Essential functions of Esa1 and Epl1 through their presence in the Piccolo NuA4 complex. (A) The C-terminal portion of Epl1 is important to maintain integrity of the NuA4 complex. Extract from an epl1 deletion strain covered by a HA-Epl1 (1–485)-expressing plasmid, was purified over nickel-agarose, followed by MonoQ column fractionation. MonoQ peak fractions were pooled and loaded on a Superose 6 gel filtration column. Fractions were tested for HAT activity and analyzed by Western blotting with the indicated antisera. (B) Recombinant Piccolo NuA4 from the Source S peak fraction was loaded on a Superose 6 filtration column; fractions were analyzed as in A. (C) Tandem affinity purification of Yng2 from epl1 (1–485) cells brings only picNuA4 components.

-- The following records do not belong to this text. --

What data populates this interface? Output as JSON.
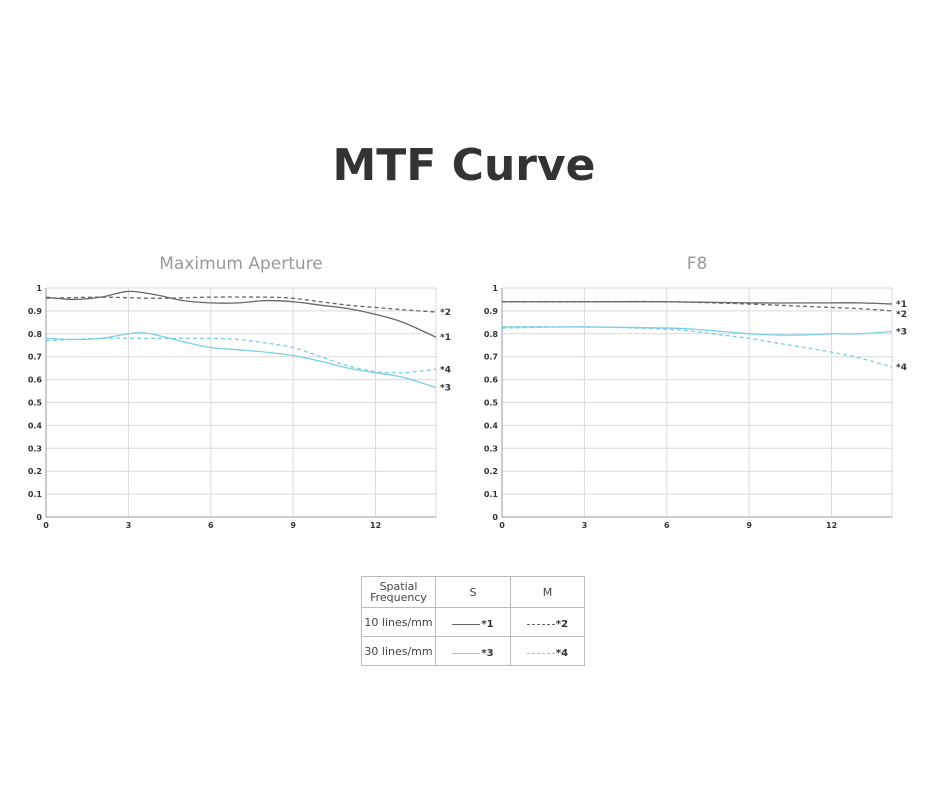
{
  "title": "MTF Curve",
  "colors": {
    "ten_lines": "#666666",
    "thirty_lines": "#7dcfe6"
  },
  "legend": {
    "header": [
      "Spatial",
      "Frequency"
    ],
    "col_s": "S",
    "col_m": "M",
    "rows": [
      {
        "label": "10 lines/mm",
        "s": "*1",
        "m": "*2"
      },
      {
        "label": "30 lines/mm",
        "s": "*3",
        "m": "*4"
      }
    ]
  },
  "chart_data": [
    {
      "type": "line",
      "title": "Maximum Aperture",
      "xlim": [
        0,
        14.2
      ],
      "ylim": [
        0,
        1
      ],
      "xticks": [
        "0",
        "3",
        "6",
        "9",
        "12"
      ],
      "yticks": [
        "0",
        "0.1",
        "0.2",
        "0.3",
        "0.4",
        "0.5",
        "0.6",
        "0.7",
        "0.8",
        "0.9",
        "1"
      ],
      "grid": true,
      "series": [
        {
          "name": "*1",
          "color": "#666666",
          "style": "solid",
          "x": [
            0,
            1,
            2,
            3,
            4,
            5,
            6,
            7,
            8,
            9,
            10,
            11,
            12,
            13,
            14.2
          ],
          "y": [
            0.96,
            0.95,
            0.96,
            0.985,
            0.97,
            0.945,
            0.935,
            0.935,
            0.945,
            0.94,
            0.925,
            0.91,
            0.885,
            0.85,
            0.785
          ]
        },
        {
          "name": "*2",
          "color": "#666666",
          "style": "dashed",
          "x": [
            0,
            2,
            4,
            6,
            8,
            9,
            10,
            11,
            12,
            13,
            14.2
          ],
          "y": [
            0.955,
            0.96,
            0.955,
            0.96,
            0.96,
            0.955,
            0.94,
            0.925,
            0.915,
            0.905,
            0.895
          ]
        },
        {
          "name": "*3",
          "color": "#7dcfe6",
          "style": "solid",
          "x": [
            0,
            1,
            2,
            3,
            3.5,
            4,
            5,
            6,
            7,
            8,
            9,
            10,
            11,
            12,
            13,
            14.2
          ],
          "y": [
            0.78,
            0.775,
            0.78,
            0.8,
            0.805,
            0.795,
            0.765,
            0.74,
            0.73,
            0.72,
            0.705,
            0.68,
            0.65,
            0.63,
            0.61,
            0.565
          ]
        },
        {
          "name": "*4",
          "color": "#7dcfe6",
          "style": "dashed",
          "x": [
            0,
            2,
            4,
            6,
            7,
            8,
            9,
            10,
            11,
            12,
            13,
            14.2
          ],
          "y": [
            0.77,
            0.78,
            0.78,
            0.78,
            0.775,
            0.76,
            0.74,
            0.7,
            0.66,
            0.635,
            0.63,
            0.645
          ]
        }
      ]
    },
    {
      "type": "line",
      "title": "F8",
      "xlim": [
        0,
        14.2
      ],
      "ylim": [
        0,
        1
      ],
      "xticks": [
        "0",
        "3",
        "6",
        "9",
        "12"
      ],
      "yticks": [
        "0",
        "0.1",
        "0.2",
        "0.3",
        "0.4",
        "0.5",
        "0.6",
        "0.7",
        "0.8",
        "0.9",
        "1"
      ],
      "grid": true,
      "series": [
        {
          "name": "*1",
          "color": "#666666",
          "style": "solid",
          "x": [
            0,
            3,
            6,
            9,
            12,
            13,
            14.2
          ],
          "y": [
            0.94,
            0.94,
            0.94,
            0.935,
            0.935,
            0.935,
            0.93
          ]
        },
        {
          "name": "*2",
          "color": "#666666",
          "style": "dashed",
          "x": [
            0,
            3,
            6,
            9,
            10,
            11,
            12,
            13,
            14.2
          ],
          "y": [
            0.94,
            0.94,
            0.94,
            0.93,
            0.925,
            0.92,
            0.915,
            0.91,
            0.9
          ]
        },
        {
          "name": "*3",
          "color": "#7dcfe6",
          "style": "solid",
          "x": [
            0,
            3,
            6,
            7,
            8,
            9,
            10,
            11,
            12,
            13,
            14.2
          ],
          "y": [
            0.83,
            0.83,
            0.825,
            0.82,
            0.81,
            0.8,
            0.795,
            0.795,
            0.8,
            0.8,
            0.81
          ]
        },
        {
          "name": "*4",
          "color": "#7dcfe6",
          "style": "dashed",
          "x": [
            0,
            3,
            6,
            7,
            8,
            9,
            10,
            11,
            12,
            13,
            14.2
          ],
          "y": [
            0.825,
            0.83,
            0.82,
            0.81,
            0.795,
            0.78,
            0.76,
            0.74,
            0.72,
            0.695,
            0.655
          ]
        }
      ]
    }
  ]
}
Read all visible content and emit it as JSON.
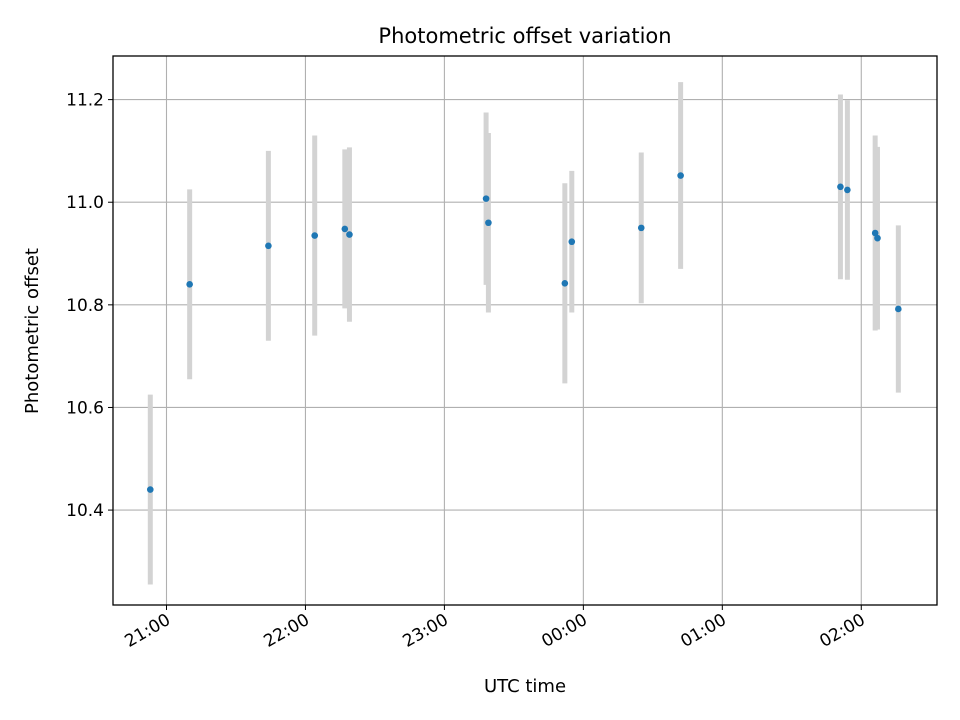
{
  "chart_data": {
    "type": "scatter",
    "title": "Photometric offset variation",
    "xlabel": "UTC time",
    "ylabel": "Photometric offset",
    "x_ticks": [
      "21:00",
      "22:00",
      "23:00",
      "00:00",
      "01:00",
      "02:00"
    ],
    "y_ticks": [
      "10.4",
      "10.6",
      "10.8",
      "11.0",
      "11.2"
    ],
    "xlim_hours": [
      20.615,
      26.545
    ],
    "ylim": [
      10.215,
      11.285
    ],
    "grid": true,
    "errorbar_color": "#d3d3d3",
    "marker_color": "#1f77b4",
    "points": [
      {
        "time": "20:53",
        "y": 10.44,
        "err": 0.185
      },
      {
        "time": "21:10",
        "y": 10.84,
        "err": 0.185
      },
      {
        "time": "21:44",
        "y": 10.915,
        "err": 0.185
      },
      {
        "time": "22:04",
        "y": 10.935,
        "err": 0.195
      },
      {
        "time": "22:17",
        "y": 10.948,
        "err": 0.155
      },
      {
        "time": "22:19",
        "y": 10.937,
        "err": 0.17
      },
      {
        "time": "23:18",
        "y": 11.007,
        "err": 0.168
      },
      {
        "time": "23:19",
        "y": 10.96,
        "err": 0.175
      },
      {
        "time": "23:52",
        "y": 10.842,
        "err": 0.195
      },
      {
        "time": "23:55",
        "y": 10.923,
        "err": 0.138
      },
      {
        "time": "00:25",
        "y": 10.95,
        "err": 0.147
      },
      {
        "time": "00:42",
        "y": 11.052,
        "err": 0.182
      },
      {
        "time": "01:51",
        "y": 11.03,
        "err": 0.18
      },
      {
        "time": "01:54",
        "y": 11.024,
        "err": 0.175
      },
      {
        "time": "02:06",
        "y": 10.94,
        "err": 0.19
      },
      {
        "time": "02:07",
        "y": 10.93,
        "err": 0.178
      },
      {
        "time": "02:16",
        "y": 10.792,
        "err": 0.163
      }
    ]
  }
}
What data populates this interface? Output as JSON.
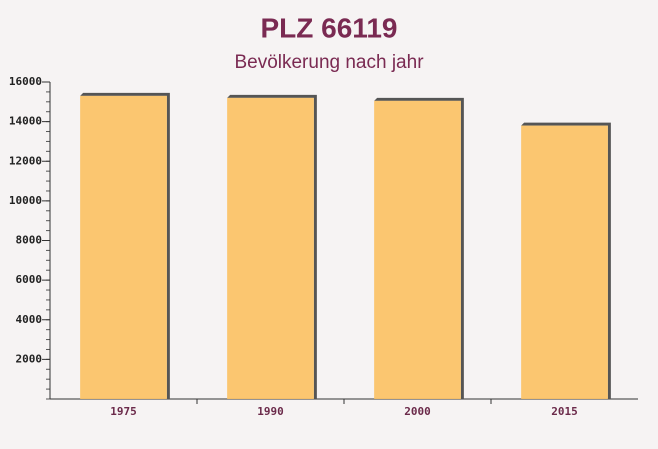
{
  "chart_data": {
    "type": "bar",
    "title": "PLZ 66119",
    "subtitle": "Bevölkerung nach jahr",
    "categories": [
      "1975",
      "1990",
      "2000",
      "2015"
    ],
    "values": [
      15300,
      15200,
      15050,
      13800
    ],
    "color": "#fbc265",
    "ylim": [
      0,
      16000
    ],
    "yticks": [
      2000,
      4000,
      6000,
      8000,
      10000,
      12000,
      14000,
      16000
    ],
    "grid": false
  }
}
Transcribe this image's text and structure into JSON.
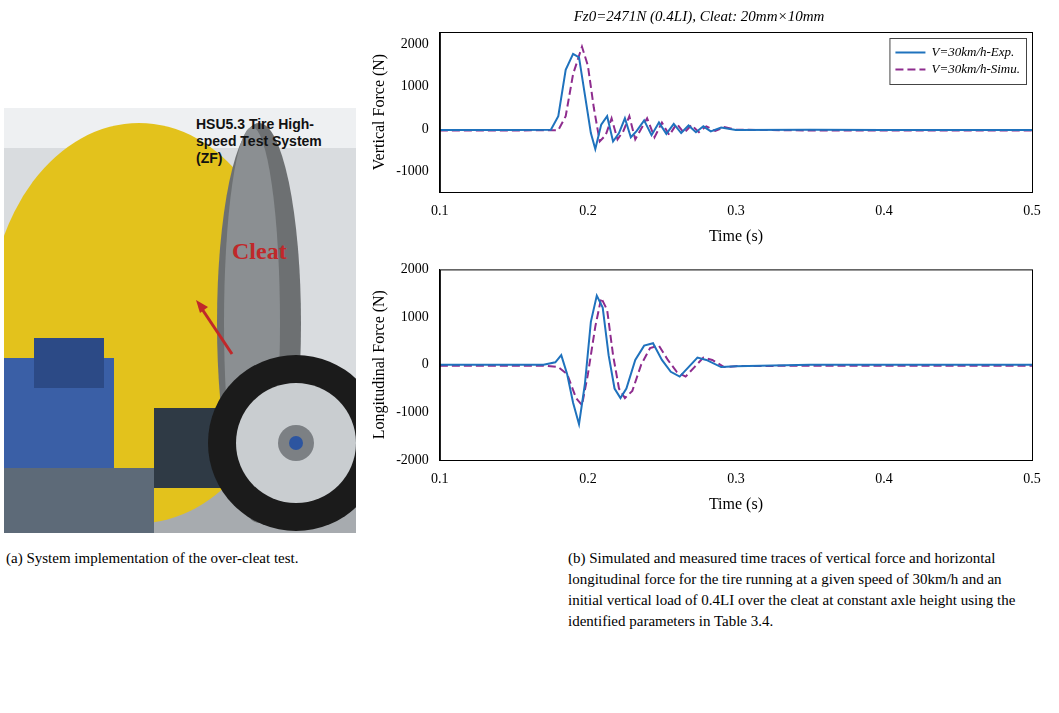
{
  "photo": {
    "label": "HSU5.3 Tire High-speed Test System (ZF)",
    "arrow_label": "Cleat",
    "caption": "(a) System implementation of the over-cleat test."
  },
  "caption_b": "(b) Simulated and measured time traces of vertical force and horizontal longitudinal force for the tire running at a given speed of 30km/h and an initial vertical load of 0.4LI over the cleat at constant axle height using the identified parameters in Table 3.4.",
  "chart_data": [
    {
      "type": "line",
      "title": "Fz0=2471N (0.4LI), Cleat: 20mm×10mm",
      "xlabel": "Time (s)",
      "ylabel": "Vertical Force (N)",
      "xlim": [
        0.1,
        0.5
      ],
      "xticks": [
        0.1,
        0.2,
        0.3,
        0.4,
        0.5
      ],
      "ylim": [
        -1500,
        2300
      ],
      "yticks": [
        -1000,
        0,
        1000,
        2000
      ],
      "grid": false,
      "legend": "upper right",
      "series": [
        {
          "name": "V=30km/h-Exp.",
          "color": "#1f72bd",
          "line_style": "solid",
          "marker": "none",
          "x": [
            0.1,
            0.15,
            0.175,
            0.18,
            0.185,
            0.19,
            0.194,
            0.198,
            0.202,
            0.205,
            0.209,
            0.213,
            0.217,
            0.221,
            0.225,
            0.229,
            0.233,
            0.238,
            0.243,
            0.248,
            0.253,
            0.258,
            0.263,
            0.268,
            0.273,
            0.278,
            0.283,
            0.29,
            0.3,
            0.35,
            0.4,
            0.45,
            0.5
          ],
          "values": [
            -30,
            -30,
            -20,
            300,
            1400,
            1780,
            1700,
            800,
            -100,
            -480,
            100,
            300,
            -300,
            -100,
            250,
            -200,
            -50,
            200,
            -150,
            150,
            -120,
            120,
            -100,
            80,
            -80,
            60,
            -60,
            30,
            -30,
            -20,
            -30,
            -30,
            -30
          ]
        },
        {
          "name": "V=30km/h-Simu.",
          "color": "#8e2c8e",
          "line_style": "dashed",
          "marker": "none",
          "x": [
            0.1,
            0.15,
            0.18,
            0.185,
            0.19,
            0.196,
            0.2,
            0.204,
            0.208,
            0.212,
            0.216,
            0.22,
            0.224,
            0.228,
            0.232,
            0.236,
            0.24,
            0.245,
            0.25,
            0.255,
            0.26,
            0.265,
            0.27,
            0.275,
            0.28,
            0.286,
            0.292,
            0.3,
            0.35,
            0.4,
            0.5
          ],
          "values": [
            -40,
            -40,
            -30,
            300,
            1300,
            1950,
            1500,
            500,
            -300,
            -150,
            250,
            -250,
            -50,
            300,
            -250,
            0,
            250,
            -200,
            150,
            -150,
            120,
            -100,
            90,
            -80,
            60,
            -50,
            40,
            -20,
            -40,
            -40,
            -40
          ]
        }
      ]
    },
    {
      "type": "line",
      "xlabel": "Time (s)",
      "ylabel": "Longitudinal Force (N)",
      "xlim": [
        0.1,
        0.5
      ],
      "xticks": [
        0.1,
        0.2,
        0.3,
        0.4,
        0.5
      ],
      "ylim": [
        -2000,
        2000
      ],
      "yticks": [
        -2000,
        -1000,
        0,
        1000,
        2000
      ],
      "grid": false,
      "legend": false,
      "series": [
        {
          "name": "V=30km/h-Exp.",
          "color": "#1f72bd",
          "line_style": "solid",
          "marker": "none",
          "x": [
            0.1,
            0.17,
            0.178,
            0.182,
            0.186,
            0.19,
            0.194,
            0.198,
            0.202,
            0.206,
            0.21,
            0.214,
            0.218,
            0.222,
            0.226,
            0.232,
            0.238,
            0.244,
            0.25,
            0.256,
            0.262,
            0.268,
            0.274,
            0.28,
            0.29,
            0.3,
            0.35,
            0.4,
            0.5
          ],
          "values": [
            0,
            0,
            50,
            200,
            -200,
            -800,
            -1250,
            -400,
            900,
            1450,
            1200,
            200,
            -500,
            -700,
            -500,
            100,
            400,
            450,
            100,
            -150,
            -250,
            -50,
            150,
            100,
            -50,
            -30,
            0,
            0,
            0
          ]
        },
        {
          "name": "V=30km/h-Simu.",
          "color": "#8e2c8e",
          "line_style": "dashed",
          "marker": "none",
          "x": [
            0.1,
            0.17,
            0.18,
            0.186,
            0.192,
            0.196,
            0.2,
            0.205,
            0.209,
            0.213,
            0.217,
            0.221,
            0.225,
            0.23,
            0.236,
            0.242,
            0.248,
            0.254,
            0.26,
            0.266,
            0.272,
            0.278,
            0.284,
            0.292,
            0.3,
            0.35,
            0.5
          ],
          "values": [
            -20,
            -20,
            -50,
            -200,
            -700,
            -850,
            -200,
            800,
            1400,
            1150,
            200,
            -500,
            -700,
            -550,
            0,
            350,
            400,
            100,
            -150,
            -250,
            -50,
            150,
            100,
            -50,
            -30,
            -20,
            -20
          ]
        }
      ]
    }
  ]
}
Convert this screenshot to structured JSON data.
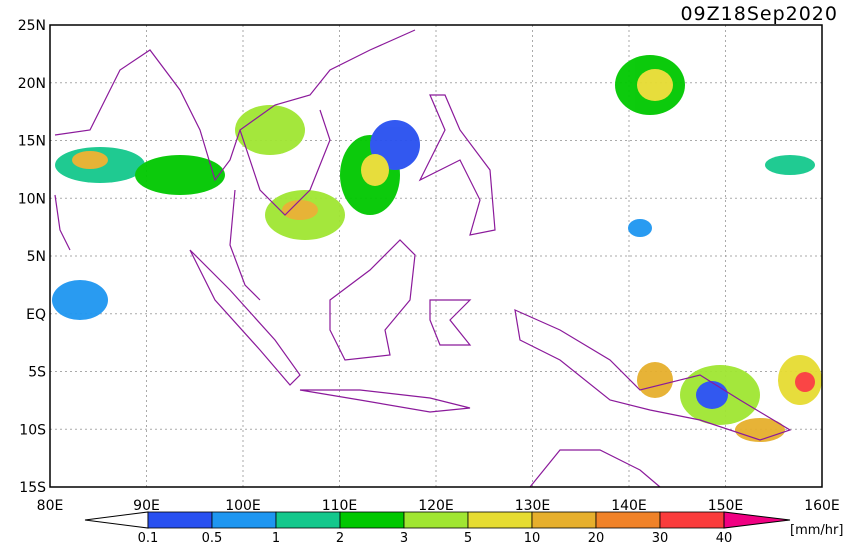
{
  "title": "09Z18Sep2020",
  "lat_labels": [
    "25N",
    "20N",
    "15N",
    "10N",
    "5N",
    "EQ",
    "5S",
    "10S",
    "15S"
  ],
  "lon_labels": [
    "80E",
    "90E",
    "100E",
    "110E",
    "120E",
    "130E",
    "140E",
    "150E",
    "160E"
  ],
  "colorbar": {
    "labels": [
      "0.1",
      "0.5",
      "1",
      "2",
      "3",
      "5",
      "10",
      "20",
      "30",
      "40"
    ],
    "colors": [
      "#2850f0",
      "#1e96f0",
      "#14c88c",
      "#00c800",
      "#a0e632",
      "#e6dc32",
      "#e6af2d",
      "#f08228",
      "#fa3c3c",
      "#f00082"
    ],
    "unit": "[mm/hr]"
  }
}
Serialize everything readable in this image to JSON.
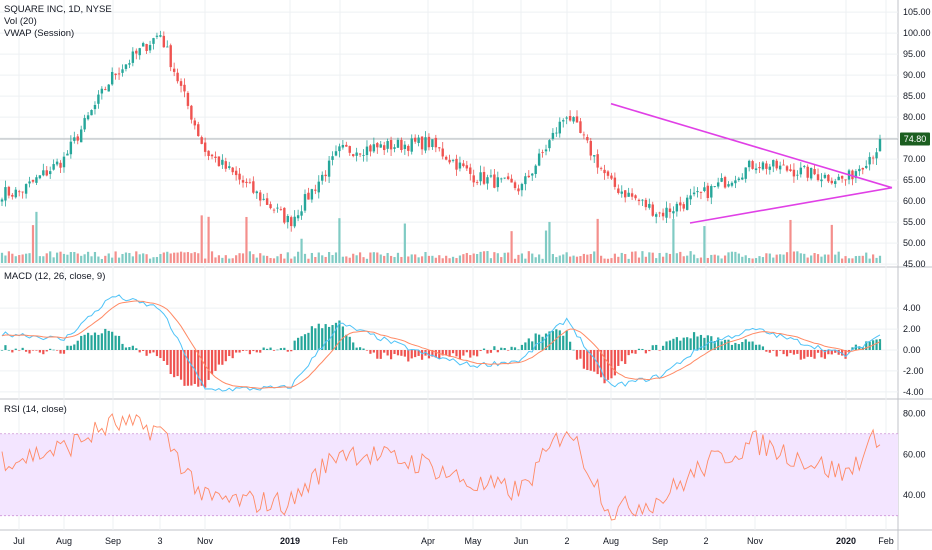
{
  "price_pane": {
    "legend": [
      "SQUARE INC, 1D, NYSE",
      "Vol (20)",
      "VWAP (Session)"
    ],
    "y_ticks": [
      "105.00",
      "100.00",
      "95.00",
      "90.00",
      "85.00",
      "80.00",
      "75.00",
      "70.00",
      "65.00",
      "60.00",
      "55.00",
      "50.00",
      "45.00"
    ],
    "last_price": "74.80",
    "colors": {
      "up": "#26a69a",
      "down": "#ef5350",
      "trendline": "#e040e6",
      "last_price_bg": "#1b5e20"
    }
  },
  "macd_pane": {
    "legend": "MACD (12, 26, close, 9)",
    "y_ticks": [
      "4.00",
      "2.00",
      "0.00",
      "-2.00",
      "-4.00"
    ],
    "colors": {
      "macd": "#4fc3f7",
      "signal": "#ff8a65",
      "hist_up": "#26a69a",
      "hist_down": "#ef5350"
    }
  },
  "rsi_pane": {
    "legend": "RSI (14, close)",
    "y_ticks": [
      "80.00",
      "60.00",
      "40.00"
    ],
    "band": [
      30,
      70
    ],
    "colors": {
      "line": "#ff8a65",
      "band": "#f3e5ff",
      "band_edge": "#ce93d8"
    }
  },
  "x_ticks": [
    "Jul",
    "Aug",
    "Sep",
    "3",
    "Nov",
    "2019",
    "Feb",
    "Apr",
    "May",
    "Jun",
    "2",
    "Aug",
    "Sep",
    "2",
    "Nov",
    "2020",
    "Feb"
  ],
  "chart_data": [
    {
      "type": "candlestick",
      "title": "SQUARE INC, 1D, NYSE",
      "x": [
        "Jul",
        "Aug",
        "Sep",
        "3",
        "Nov",
        "2019",
        "Feb",
        "Apr",
        "May",
        "Jun",
        "2",
        "Aug",
        "Sep",
        "2",
        "Nov",
        "2020",
        "Feb"
      ],
      "close_path": [
        [
          "Jul",
          62
        ],
        [
          "Aug",
          70
        ],
        [
          "Sep",
          90
        ],
        [
          "3",
          100
        ],
        [
          "Nov",
          72
        ],
        [
          "2019",
          55
        ],
        [
          "Feb",
          72
        ],
        [
          "Apr",
          74
        ],
        [
          "May",
          66
        ],
        [
          "Jun",
          63
        ],
        [
          "2",
          81
        ],
        [
          "Aug",
          64
        ],
        [
          "Sep",
          57
        ],
        [
          "2",
          62
        ],
        [
          "Nov",
          69
        ],
        [
          "2020",
          65
        ],
        [
          "Feb",
          74.8
        ]
      ],
      "last_value": 74.8,
      "ylim": [
        45,
        105
      ],
      "series": [
        {
          "name": "Vol (20)"
        },
        {
          "name": "VWAP (Session)"
        }
      ]
    },
    {
      "type": "line",
      "title": "MACD (12, 26, close, 9)",
      "ylim": [
        -4.5,
        6.5
      ],
      "macd": [
        [
          "Jul",
          1.5
        ],
        [
          "Aug",
          1.0
        ],
        [
          "Sep",
          5.2
        ],
        [
          "3",
          4.0
        ],
        [
          "Nov",
          -3.8
        ],
        [
          "2019",
          -3.6
        ],
        [
          "Feb",
          2.5
        ],
        [
          "Apr",
          -0.5
        ],
        [
          "May",
          -1.5
        ],
        [
          "Jun",
          -1.0
        ],
        [
          "2",
          3.0
        ],
        [
          "Aug",
          -3.5
        ],
        [
          "Sep",
          -2.5
        ],
        [
          "2",
          0.6
        ],
        [
          "Nov",
          2.0
        ],
        [
          "2020",
          -0.5
        ],
        [
          "Feb",
          1.8
        ]
      ]
    },
    {
      "type": "line",
      "title": "RSI (14, close)",
      "ylim": [
        25,
        85
      ],
      "rsi": [
        [
          "Jul",
          58
        ],
        [
          "Aug",
          63
        ],
        [
          "Sep",
          75
        ],
        [
          "3",
          72
        ],
        [
          "Nov",
          38
        ],
        [
          "2019",
          36
        ],
        [
          "Feb",
          62
        ],
        [
          "Apr",
          55
        ],
        [
          "May",
          45
        ],
        [
          "Jun",
          42
        ],
        [
          "2",
          74
        ],
        [
          "Aug",
          32
        ],
        [
          "Sep",
          38
        ],
        [
          "2",
          55
        ],
        [
          "Nov",
          66
        ],
        [
          "2020",
          50
        ],
        [
          "Feb",
          74
        ]
      ]
    }
  ]
}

Western analysis of TAP-purified material obtained with YNG2–TAP/HA–EPL1 (1–485), EPL1–TAP (NuA4 control), and DOT1–TAP (control) cells. NuA4-specific components are only detected in EPL1–TAP cells. Superose 6 fraction 29 from A is also shown for comparison. (D) Affinity- and conventionally purified picNuA4-like complexes from A and C were tested in a HAT assay on oligonucleosomes and free histones. Both complexes show strong preference for chromatin substrates (cf. lanes 1,2 and 3,4). (E) Model of Piccolo NuA4 anchoring itself to the rest of the NuA4 complex through the Epl1 C-terminal region. Eaf3 is depicted separately because of a previously reported direct interaction with Esa1 (Eisen et al. 2001). Subunit names are indicated, and protein domains are italicized. EPC, conserved “Enhancer of Polycomb” domain; PHD, PHD finger domain; HAT, histone acetyltransferase domain; CHD, chromo domain; AID, activator interaction domain; PI-3K, phospho-inositol-3 kinase family domain.